La Cour internationale de justice (CIJ) de La Haye doit rendre mardi son verdict sur ce différend qui envenime depuis des années les relations des deux voisins de la Corne de l'Afrique.
. Souveraineté, pêche et hydrocarbures
La Somalie, à l'initiative de cette procédure devant la Cour internationale de justice (CIJ), estime que cette frontière devrait s'étirer en direction du sud-est, dans le prolongement de la frontière terrestre entre les deux pays, selon une ligne médiane conforme au principe international de l'équidistance.
Le Kenya revendique, lui, pour délimitation une ligne droite horizontale partant du point de frontière côtier (dans la localité de Kiunga) en direction de l'est.Nairobi rappelle régulièrement exercer sa souveraineté dans cette partie de l'océan depuis 1979, lorsque le pays a proclamé les limites de sa zone économique exclusive (ZEE).
Une ZEE, qui s'étend jusqu'à 200 milles marins au large des côtes, définit un espace maritime sur lequel un État dispose de droits souverains pour l'exploitation des ressources.
Outre une question de souveraineté, l'enjeu est une zone maritime de plus de 100.000 km2, potentiellement riche en pétrole et gaz.Nairobi y a notamment accordé trois permis d'exploration pétrolière à la compagnie italienne ENI, contestés par la Somalie.
Il existe aussi un enjeu économique local côté kényan, car une redéfinition de la frontière en faveur de la Somalie amputerait les zones de pêche situées près de la frontière, notamment aux environs de Lamu (est).
. Une procédure qui s'éternise
Les deux pays étaient convenus, dans le cadre d'un mémorandum en 2009, de régler le différend par des négociations bilatérales.
Deux rencontres se sont tenues, en mars et juillet 2014, sans réelles avancées.Une troisième, prévue en août 2014 à Mogadiscio, a tourné court: la délégation kényane ne s'est pas présentée, sans en informer ses homologues somaliens, invoquant a posteriori des raisons de sécurité.
Estimant que "les négociations diplomatiques (...) n'ont pas permis de résoudre leur désaccord", la Somalie a saisi le 28 août 2014 la CIJ, plus haute instance judiciaire de l'ONU.
Le Kenya a contesté cette saisine, et la compétence de la CIJ, estimant qu'un arbitrage judiciaire ne pouvait intervenir qu'une fois le processus de négociations achevé, ce qui n'est pas le cas selon Nairobi.

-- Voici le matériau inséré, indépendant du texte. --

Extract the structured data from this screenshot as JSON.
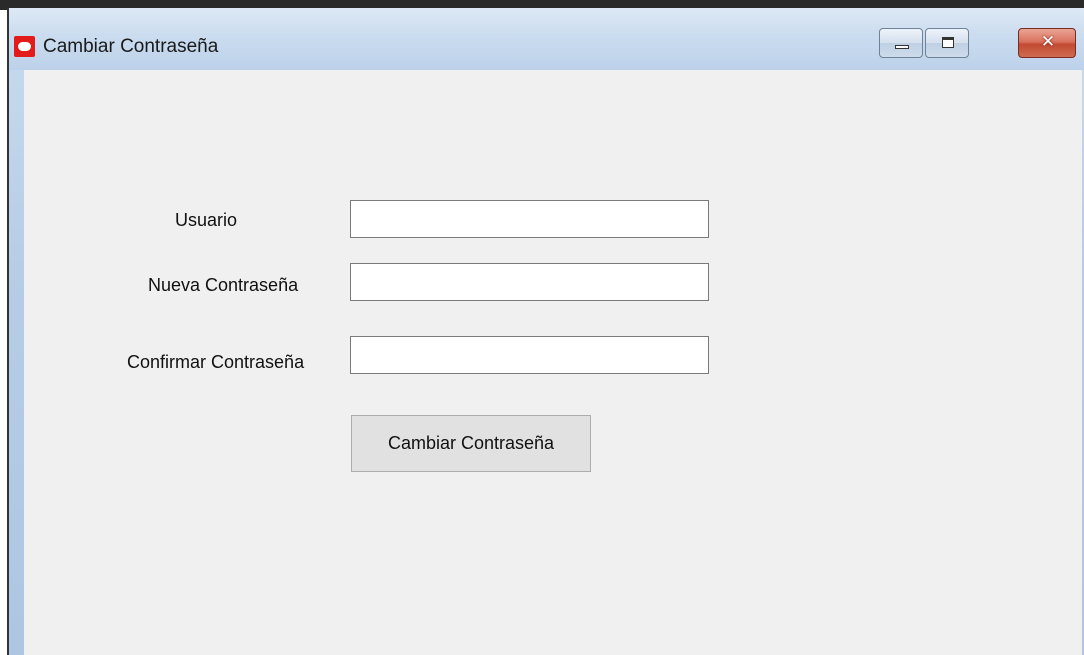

La CIJ s'est déclarée compétente en février 2017.
Initialement prévues en septembre 2019, les audiences au fond ont été reportées à trois reprises avant d'être fixées à mars 2021. Le Kenya a alors annoncé qu'il ne participerait pas aux audiences.
Vendredi, quelques jours avant le verdict attendu mardi, Nairobi a déclaré ne plus reconnaître "la juridiction obligatoire" de la CIJ.
. Une source de tensions
Ce différend frontalier envenime régulièrement les relations déjà tumultueuses entre les deux pays.
En février 2019, le Kenya a rappelé son ambassadeur à Mogadiscio, accusant le gouvernement somalien d'avoir mis aux enchères des gisements pétrolifères et gaziers dans la zone contestée.
Le Kenya, touché par plusieurs attentats de grande ampleur sur son sol, avait rappelé le prix payé pour sa participation à la force de l'Union africaine en Somalie (Amisom).
Mogadiscio avait rejeté ces accusations, assurant qu'elle n'entreprendrait "aucune action unilatérale concernant la zone disputée tant que la CIJ n'aurait pas rendu son jugement".
Les présidents somalien Mohamed Abdullahi Mohamed et kényan Uhuru Kenyatta s'étaient rencontrés en novembre 2019 à Nairobi et s'étaient entendus pour "normaliser" les relations.
Mais en décembre 2020, la Somalie avait ensuite rompu ses relations avec le Kenya après la visite à Nairobi du président de la république autoproclamée du Somaliland, considérée par Mogadiscio comme faisant partie de son territoire.
En 2021, le Kenya a annoncé en juin rouvrir son ambassade à Mogadiscio, puis les deux pays ont convenu de "réinitialiser" leurs relations après une rencontre entre le Premier ministre somalien Mohamed Hussein Roble et et le président Kenyatta en août.